We introduce a model of competing agents in a prophet setting, where rewards arrive online, and decisions are made immediately and irrevocably. The rewards are unknown from the outset, but they are drawn from a known probability distribution. In the standard prophet setting, a single agent makes selection decisions in an attempt to maximize her expected reward. The novelty of our model is the introduction of a competition setting, where multiple agents compete over the arriving rewards, and make online selection decisions simultaneously, as rewards arrive. If a given reward is selected by more than a single agent, ties are broken either randomly or by a fixed ranking of the agents. The consideration of competition turns the prophet setting from an online decision making scenario to a multi-agent game.

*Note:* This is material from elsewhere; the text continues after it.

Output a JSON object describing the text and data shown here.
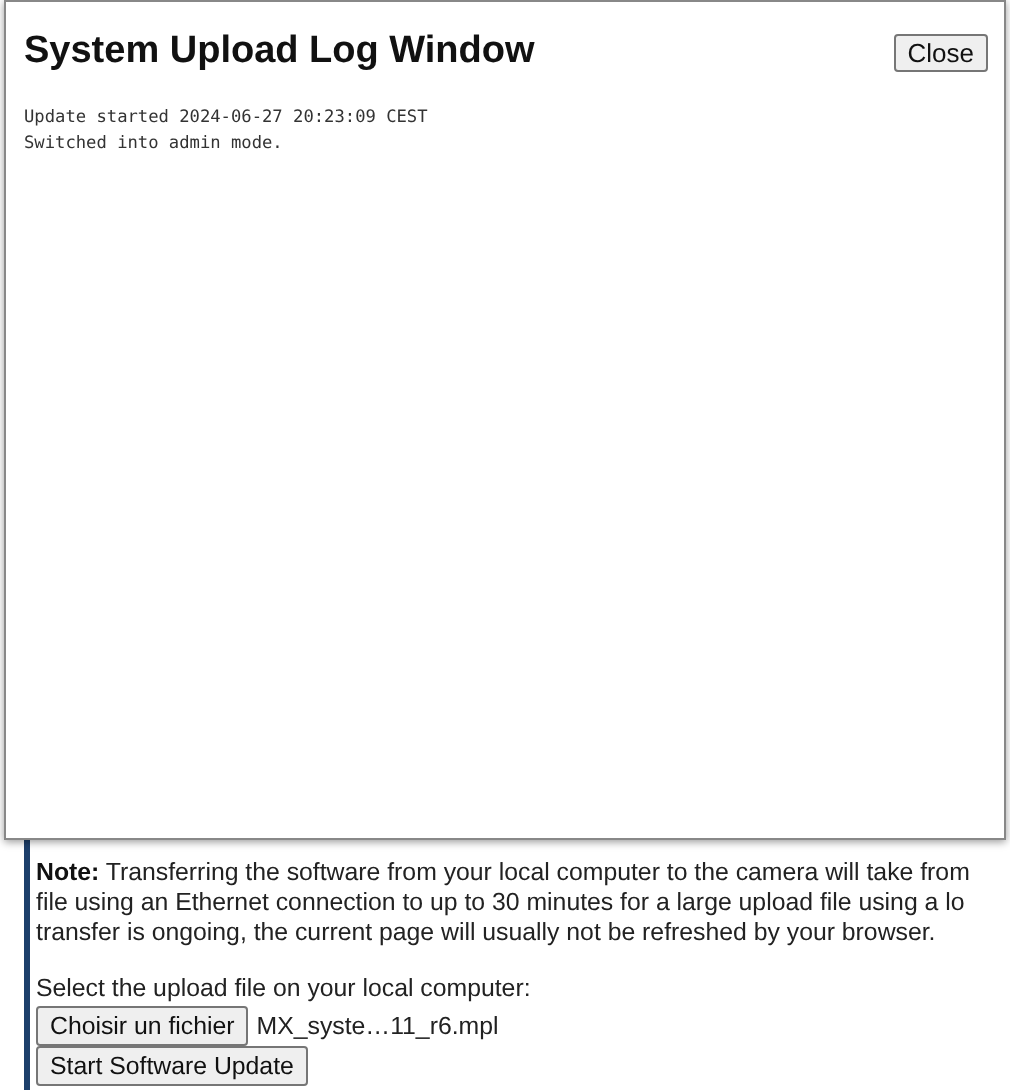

For both random and ranked tie-breaking rules, we present simple threshold strategies for the agents that give them high guarantees, independent of the strategies taken by others. In particular, for random tie-breaking, every agent can guarantee herself at least $frac{1}{k+1}$ of the highest reward, and at least $frac{1}{2k}$ of the optimal social welfare. For ranked tie-breaking, the $i$th ranked agent can guarantee herself at least a half of the $i$th highest reward. We complement these results by matching upper bounds, even with respect to equilibrium profiles. For ranked tie-breaking rule, we also show a correspondence between the equilibrium of the $k$-agent game and the optimal strategy of a single decision maker who can select up to $k$ rewards.